Reflections Part 2: The Dream of Life

I’ve noticed an inversion in my daily life lately. The world has taken on a semi-dreamlike quality, as though I’m playing out a story written in a book. That’s not to say that the things around me feel in any way less real, or that I’ve disassociated from the physical world. Just that there is something extra, which was always there, that has now come to the forefront of my perception.

In a well written book by a skilled author there are no words spent on frivolous scenes. No extemporaneous dialogue or wasted moments. Everything is placed with purpose and care, with strict intent to tell a story in a specific way. The normal appearances of my world have taken on a similar quality.

The meaning of things feels more real than the things themselves. The distinction between object and observer dissolves away, and what’s left is an awareness of a concept. A chair is not an unconditional thing unto itself. You need certain materials constructed in a specific way, and you need people to name that ontological configuration of things as a “chair” and define its purpose. There is a fuzzy delineation between what may or may not constitute a chair, as people will define it differently. Look up any internet argument about what is or is not a sandwich and you’ll see many different views on the subject.

I see a chair, I see it as a separate object from my physical body, and I know what its purpose is. But that connection between me and the chair, that knowledge of the meaning of it, seems more “real” than the chair itself. “Chair” as a concept is something inside me, and it is also physically present in the world in the instance of a chair I am observing, and those two things are the same thing. I’m not going around looking at every little inconsequential event as being important, some message from on high, but the idea that my self understanding is reflected in the world around me, and that the world around me is reflected in my self understanding, is a prominent feature as I go about my days.

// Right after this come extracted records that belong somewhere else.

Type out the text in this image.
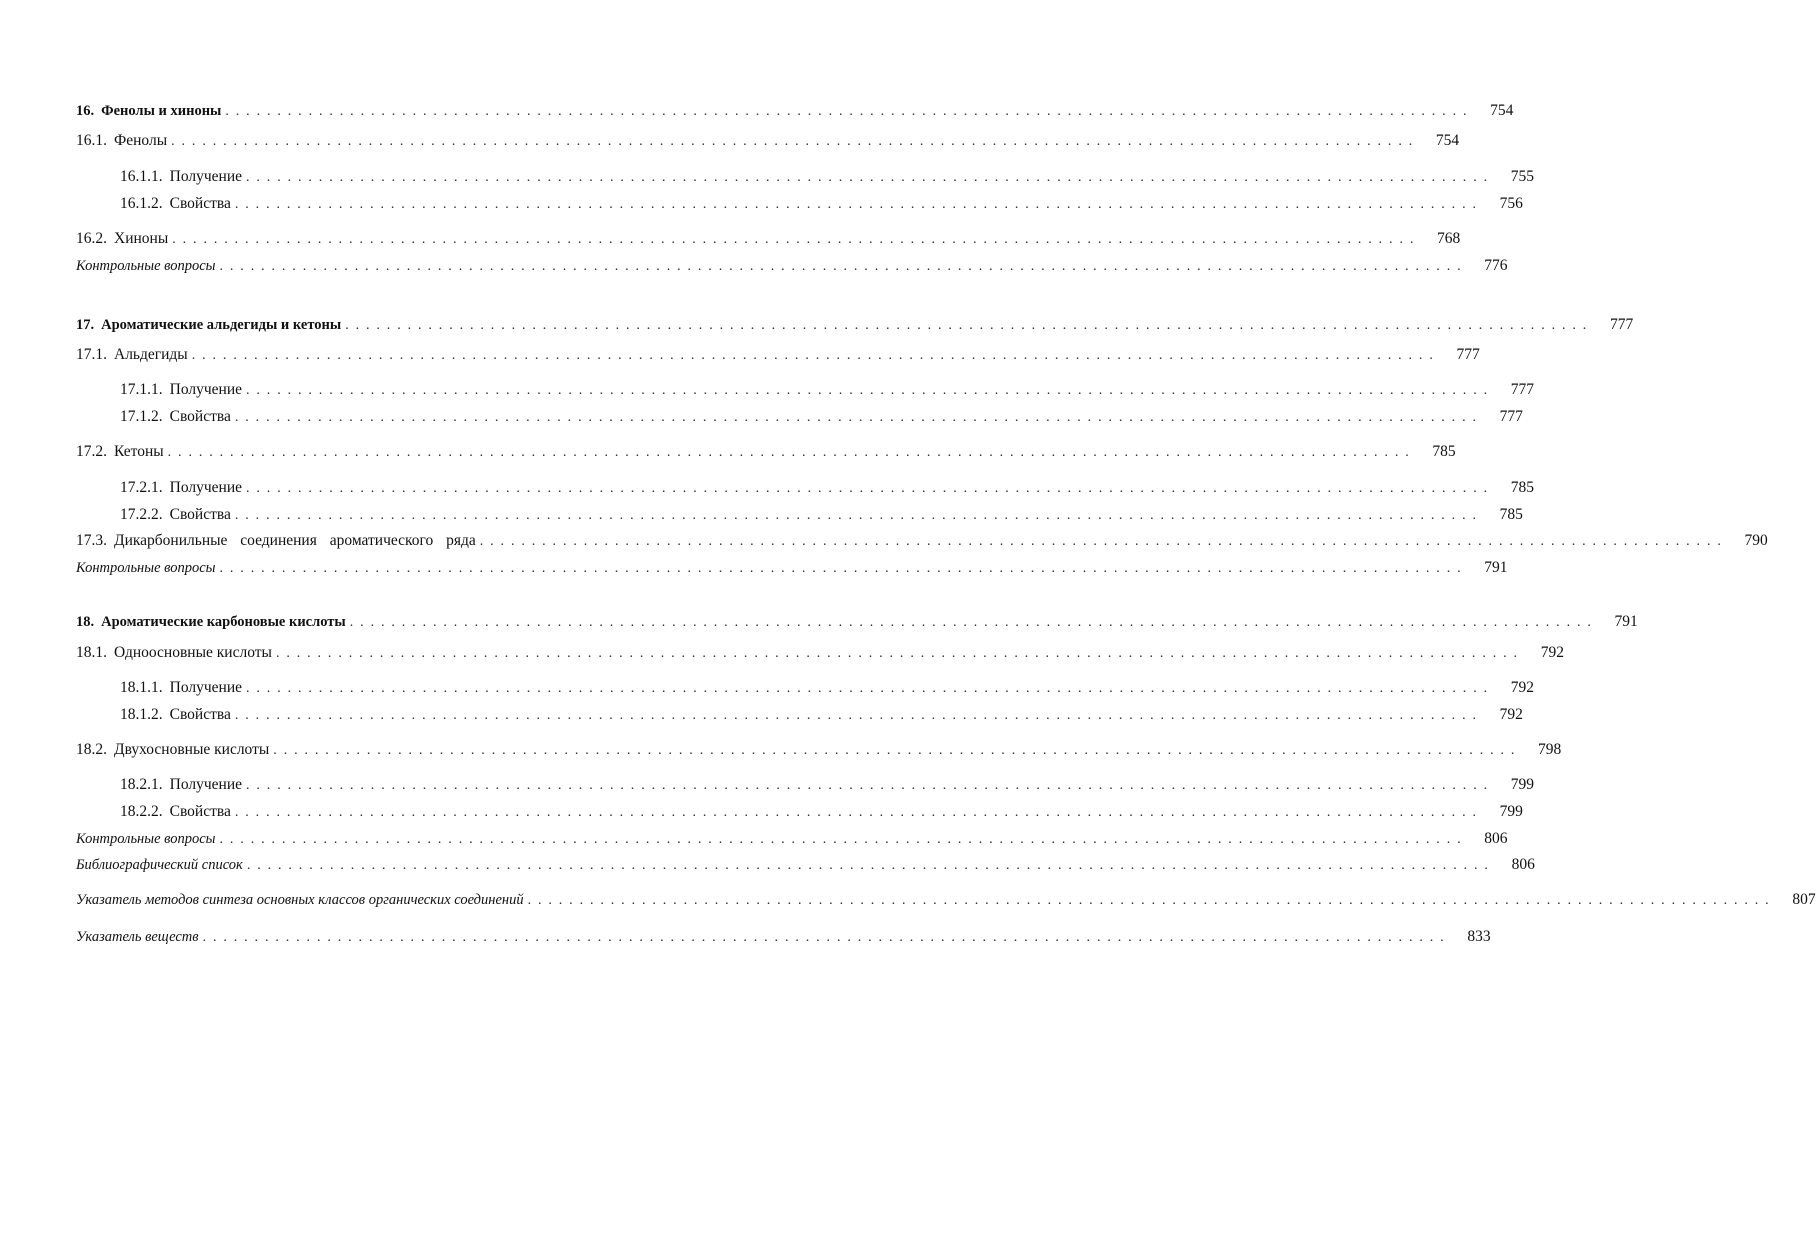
16. Фенолы и хиноны ........................................................................................................................	754
16.1. Фенолы ........................................................................................................................	754
16.1.1. Получение ........................................................................................................................	755
16.1.2. Свойства ........................................................................................................................	756
16.2. Хиноны ........................................................................................................................	768
Контрольные вопросы ........................................................................................................................	776
17. Ароматические альдегиды и кетоны ........................................................................................................................	777
17.1. Альдегиды ........................................................................................................................	777
17.1.1. Получение ........................................................................................................................	777
17.1.2. Свойства ........................................................................................................................	777
17.2. Кетоны ........................................................................................................................	785
17.2.1. Получение ........................................................................................................................	785
17.2.2. Свойства ........................................................................................................................	785
17.3. Дикарбонильные соединения ароматического ряда ........................................................................................................................	790
Контрольные вопросы ........................................................................................................................	791
18. Ароматические карбоновые кислоты ........................................................................................................................	791
18.1. Одноосновные кислоты ........................................................................................................................	792
18.1.1. Получение ........................................................................................................................	792
18.1.2. Свойства ........................................................................................................................	792
18.2. Двухосновные кислоты ........................................................................................................................	798
18.2.1. Получение ........................................................................................................................	799
18.2.2. Свойства ........................................................................................................................	799
Контрольные вопросы ........................................................................................................................	806
Библиографический список ........................................................................................................................	806
Указатель методов синтеза основных классов органических соединений ........................................................................................................................	807
Указатель веществ ........................................................................................................................	833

Things that were once fantasy, such as talking to ghosts with a radio, performing magick, having visions, and pursuit of enlightenment are now regular activities. Synchronicity has become the norm, rather than the special case. Oftentimes things seem to manifest around me in an ideal fashion without me even taking action towards them. Not everything has been what I would call “good” or “fun”, and hard times still arise, but none of it seems random. I said not everything is a message, which is true, but its more like a wink from divinity. A head nod as you pass on the street. “I see you, and I recognize that you also see me”.

The magick of reality is present and constant for those that care to seek it out.


I’ve been ill this past week, and in a haze of antihistamines and cough syrup I experienced two visionary events.

The first was while I was watching television. As the people spoke on the screen I could see something extra within their eyes. It was as if the divine self that I find present internally, and whose reflection I see externally, was also present within them looking back at me. The radiance of it was shining out through them like they were heated pieces of metal. And not only was I recognizing this quality within them, I was also seeing that this presence was recognizing itself in me. This condition has persisted, and though it is not always on the surface I seem to be able to will myself to see it in others, but to a lesser degree than the initial experience.

The second, I was laying casually on a bed listening to the rain which had just started. My vision faded away from the walls of the room until I was looking out at a field of stars. I recognized the constellation Aquarius in the sky. A black void, shaped like a cup \_/, eclipsed it. The void had a magnetic, or gravitational, pull. Though I felt the draw of it, I was not compelled to move towards it, and did not expend effort to stay stationary. Inside, I saw what was described as the “back” of the Tree of Life. It had all the lines connecting the Sephirot present, but the only spheres on the tree were Da’at and Malkuth.


You can find all sorts of interpretations within these visions. You could look at them and wonder about prophecy and the end of an aeon. You could see them as reflections of my internal state, and as personal experiences for me to move through. You could consider them to be both external and internal messages, one in the other, fractally to infinity.

But whatever they are, there’s nothing to do about them. See them, observe without judgement. Then continue onward. There is still a long road ahead.


Update: May 16th, 3:53 PM.

I posted this blog, opened up twitter, and this was the first tweet I saw:


Update: May 16th, 9:53 PM

Sitting outside in the warm stillness of the night, I look upward at the stars. I recognize the constellation Leo, almost directly above me. As they are in opposite positions, I know this means Aquarius is almost directly below my seat. Leo faces down toward the west, where the sun set a few hours earlier. For a few moments, the planes crossing my view disperse and I watch a satellite silently glide from the south, moving north. As it flies straight across Leo, right as it gets to the middle of the lion’s head, it flashes brilliantly for one single moment and then continues on its way, eventually disappearing below the trees.